Es gibt verschiedene Methoden, um Kräuter zu konservieren, etwa indem man sie trocknet oder einfriert. Auch zu Butter, Kräuteröl oder Salz lassen sie sich verarbeiten.
Trocknen:
Die Kräuter möglichst luftig binden, damit sie nicht schimmeln oder faulen.
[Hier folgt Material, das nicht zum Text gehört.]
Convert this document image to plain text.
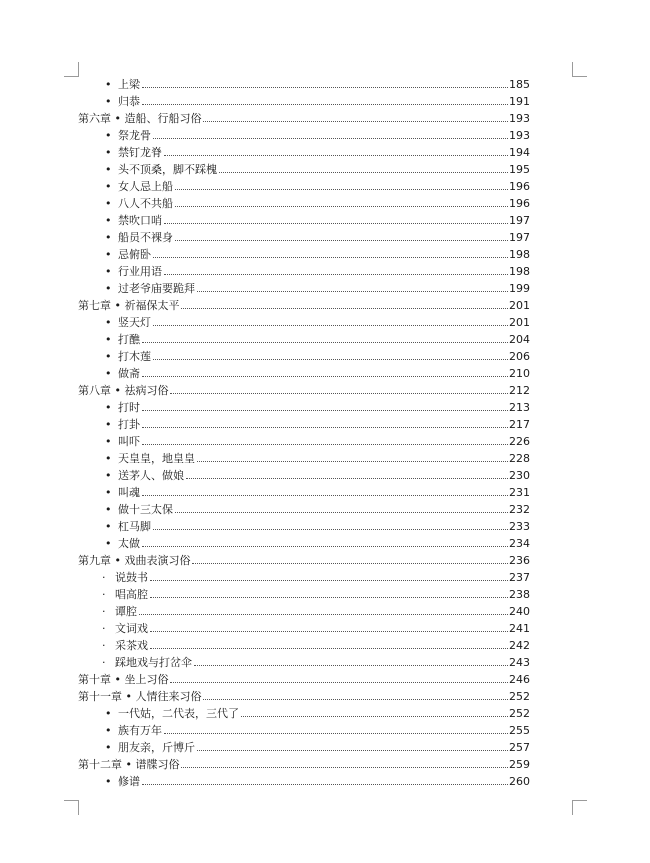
• 上梁	185
• 归恭	191
第六章 • 造船、行船习俗	193
• 祭龙骨	193
• 禁钉龙脊	194
• 头不顶桑，脚不踩槐	195
• 女人忌上船	196
• 八人不共船	196
• 禁吹口哨	197
• 船员不裸身	197
• 忌俯卧	198
• 行业用语	198
• 过老爷庙要跪拜	199
第七章 • 祈福保太平	201
• 竖天灯	201
• 打醮	204
• 打木莲	206
• 做斋	210
第八章 • 祛病习俗	212
• 打时	213
• 打卦	217
• 叫吓	226
• 天皇皇，地皇皇	228
• 送茅人、做娘	230
• 叫魂	231
• 做十三太保	232
• 杠马脚	233
• 太做	234
第九章 • 戏曲表演习俗	236
· 说鼓书	237
· 唱高腔	238
· 谭腔	240
· 文词戏	241
· 采茶戏	242
· 踩地戏与打岔伞	243
第十章 • 坐上习俗	246
第十一章 • 人情往来习俗	252
• 一代姑，二代表，三代了	252
• 族有万年	255
• 朋友亲，斤博斤	257
第十二章 • 谱牒习俗	259
• 修谱	260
Etwa fünf bis zehn Triebe pro Bündel sind empfehlenswert. Die fertigen Sträußchen für etwa zwei Wochen an einem möglichst dunklen, trockenen und gut belüfteten Ort aufhängen. Anschließend in Gläsern oder Dosen aufbewahren. Tipp: Größblättrige Kräuter wie Salbei, Melisse, Pfefferminze oder Zitronenverbene trocknen besser durch, wenn sie lose zum Beispiel auf einem Gitter liegen.
Einfrieren:
Die frisch geernteten Kräuter waschen, gut abtrocknen und hacken. Gut verpackt halten sie sich so mehrere Monate im Tiefkühlfach. Für diese Methode eignen sich am besten Kräuter mit weichen Trieben oder Blättern wie Petersilie, Dill und Schnittlauch.
Kräuterbutter:
Die Kräuter mit einem Stück weicher Butter gut vermengen. Anschließend auf ein Butterbrot- oder Backpapier geben, stramm einrollen und dann einfrieren.